Yo tenía una compañera de esas como personas entrañables. Respondía al nombre de Jacinta. Con ella salía a caminar tardes enteras por las calles cerca de mi casa y nos conversábamos la vida tranquilamente año tras año de su vida y la mía, a veces la invitaba a dormir a mi pieza y eran sus ojitos tiernos lo primero que veía por la mañana. Entonces me sentía muy feliz, sentía que tenía a alguien y me di cuenta de cómo ella fue capaz de domesticarme.

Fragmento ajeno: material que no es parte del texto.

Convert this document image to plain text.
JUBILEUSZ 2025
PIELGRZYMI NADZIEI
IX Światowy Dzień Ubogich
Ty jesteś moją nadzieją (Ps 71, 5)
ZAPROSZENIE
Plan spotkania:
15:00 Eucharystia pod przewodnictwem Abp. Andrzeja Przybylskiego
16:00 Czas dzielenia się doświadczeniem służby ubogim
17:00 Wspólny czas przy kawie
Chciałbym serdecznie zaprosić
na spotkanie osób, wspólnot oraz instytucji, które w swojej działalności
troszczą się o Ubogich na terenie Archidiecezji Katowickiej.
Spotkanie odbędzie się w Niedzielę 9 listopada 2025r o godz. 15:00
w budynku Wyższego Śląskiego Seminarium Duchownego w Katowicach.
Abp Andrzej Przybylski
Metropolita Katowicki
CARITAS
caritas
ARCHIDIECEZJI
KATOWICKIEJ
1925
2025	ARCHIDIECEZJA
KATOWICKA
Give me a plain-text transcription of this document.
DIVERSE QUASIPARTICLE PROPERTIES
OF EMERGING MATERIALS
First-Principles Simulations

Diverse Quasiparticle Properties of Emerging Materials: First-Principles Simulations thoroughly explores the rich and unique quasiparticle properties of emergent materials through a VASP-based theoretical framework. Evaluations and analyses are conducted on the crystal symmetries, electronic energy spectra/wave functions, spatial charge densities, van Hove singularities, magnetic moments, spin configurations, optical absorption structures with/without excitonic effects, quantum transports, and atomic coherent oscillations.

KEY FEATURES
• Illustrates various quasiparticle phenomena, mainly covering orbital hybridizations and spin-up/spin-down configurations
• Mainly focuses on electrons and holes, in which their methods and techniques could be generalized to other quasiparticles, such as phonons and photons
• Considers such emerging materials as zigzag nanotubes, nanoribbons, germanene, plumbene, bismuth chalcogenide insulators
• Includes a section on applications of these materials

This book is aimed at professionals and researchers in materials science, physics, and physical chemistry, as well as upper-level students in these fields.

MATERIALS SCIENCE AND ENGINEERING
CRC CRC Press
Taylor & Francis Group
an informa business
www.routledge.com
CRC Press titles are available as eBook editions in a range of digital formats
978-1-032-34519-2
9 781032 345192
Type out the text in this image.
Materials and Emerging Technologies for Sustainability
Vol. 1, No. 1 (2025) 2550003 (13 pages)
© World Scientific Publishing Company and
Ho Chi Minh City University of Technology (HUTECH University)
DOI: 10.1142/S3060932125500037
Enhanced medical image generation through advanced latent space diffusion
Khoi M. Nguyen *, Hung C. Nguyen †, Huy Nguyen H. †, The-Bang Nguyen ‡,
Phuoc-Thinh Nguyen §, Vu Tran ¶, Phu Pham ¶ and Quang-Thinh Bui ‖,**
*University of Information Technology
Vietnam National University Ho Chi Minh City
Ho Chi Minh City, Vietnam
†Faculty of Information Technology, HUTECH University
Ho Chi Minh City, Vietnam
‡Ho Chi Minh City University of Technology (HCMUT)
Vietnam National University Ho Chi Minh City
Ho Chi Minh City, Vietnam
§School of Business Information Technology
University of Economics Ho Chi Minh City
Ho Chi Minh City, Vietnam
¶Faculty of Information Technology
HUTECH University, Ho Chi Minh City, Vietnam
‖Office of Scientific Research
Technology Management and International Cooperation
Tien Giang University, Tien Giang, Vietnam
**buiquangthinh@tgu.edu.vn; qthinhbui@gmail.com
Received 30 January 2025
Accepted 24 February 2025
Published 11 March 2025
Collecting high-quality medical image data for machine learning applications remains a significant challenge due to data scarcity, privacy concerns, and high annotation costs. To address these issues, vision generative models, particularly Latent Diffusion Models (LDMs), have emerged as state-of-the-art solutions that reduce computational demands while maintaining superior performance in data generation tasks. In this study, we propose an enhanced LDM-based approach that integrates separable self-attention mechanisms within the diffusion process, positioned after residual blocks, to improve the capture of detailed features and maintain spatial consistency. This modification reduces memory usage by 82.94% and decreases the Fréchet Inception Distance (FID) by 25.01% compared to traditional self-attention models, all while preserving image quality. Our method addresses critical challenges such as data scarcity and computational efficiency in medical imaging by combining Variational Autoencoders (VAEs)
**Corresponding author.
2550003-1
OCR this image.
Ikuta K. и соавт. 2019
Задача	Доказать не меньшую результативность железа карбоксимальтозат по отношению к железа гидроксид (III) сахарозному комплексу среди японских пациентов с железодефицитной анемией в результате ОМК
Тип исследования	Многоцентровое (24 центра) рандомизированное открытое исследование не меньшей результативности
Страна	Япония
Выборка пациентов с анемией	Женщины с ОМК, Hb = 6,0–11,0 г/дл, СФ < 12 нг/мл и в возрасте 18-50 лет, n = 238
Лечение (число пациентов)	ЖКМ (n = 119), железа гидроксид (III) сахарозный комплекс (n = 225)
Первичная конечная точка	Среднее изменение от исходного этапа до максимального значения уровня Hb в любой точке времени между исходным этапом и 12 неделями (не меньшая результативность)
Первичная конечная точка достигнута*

La Jacinta partió en busca de nuevos cielos desde los que mandarme poesía en gotitas de lágrimas desde las nubes, eso hace unos días, y a mí no me cabe duda de que los animales si sienten y aman y confían y presienten la proximidad de la muerte cuando llega en forma de catrina inmaculada.

Ahora – de las pocas veces que salgo al patio desde que perdí los motivos para hacerlo – siento una puñalada en el pecho cuando veo que ya no está en su casita y que el platito de comida ya no está lleno, pues simplemente ya no está. No está ya tampoco mi Jacinta con su alegría ni sus ganas de salir a pasear, ni sus ojos luminosos ni su colita que nunca dejaba de moverse en cuanto me divisaba a la distancia. Ahora, aquí recluida como me quedé en la tierra hostil como se volvió sin ella, espero que el universo en su conjunto sea mucho más acogedor de lo que fue la enfermedad ingrata que la aquejó los últimos meses. Y espero con mi alma, que me recuerde donde sea que ande moviendo la colita, porque yo a mi perrita no la puedo olvidar. Y la amo más allá (mucho más allá) de la muerte.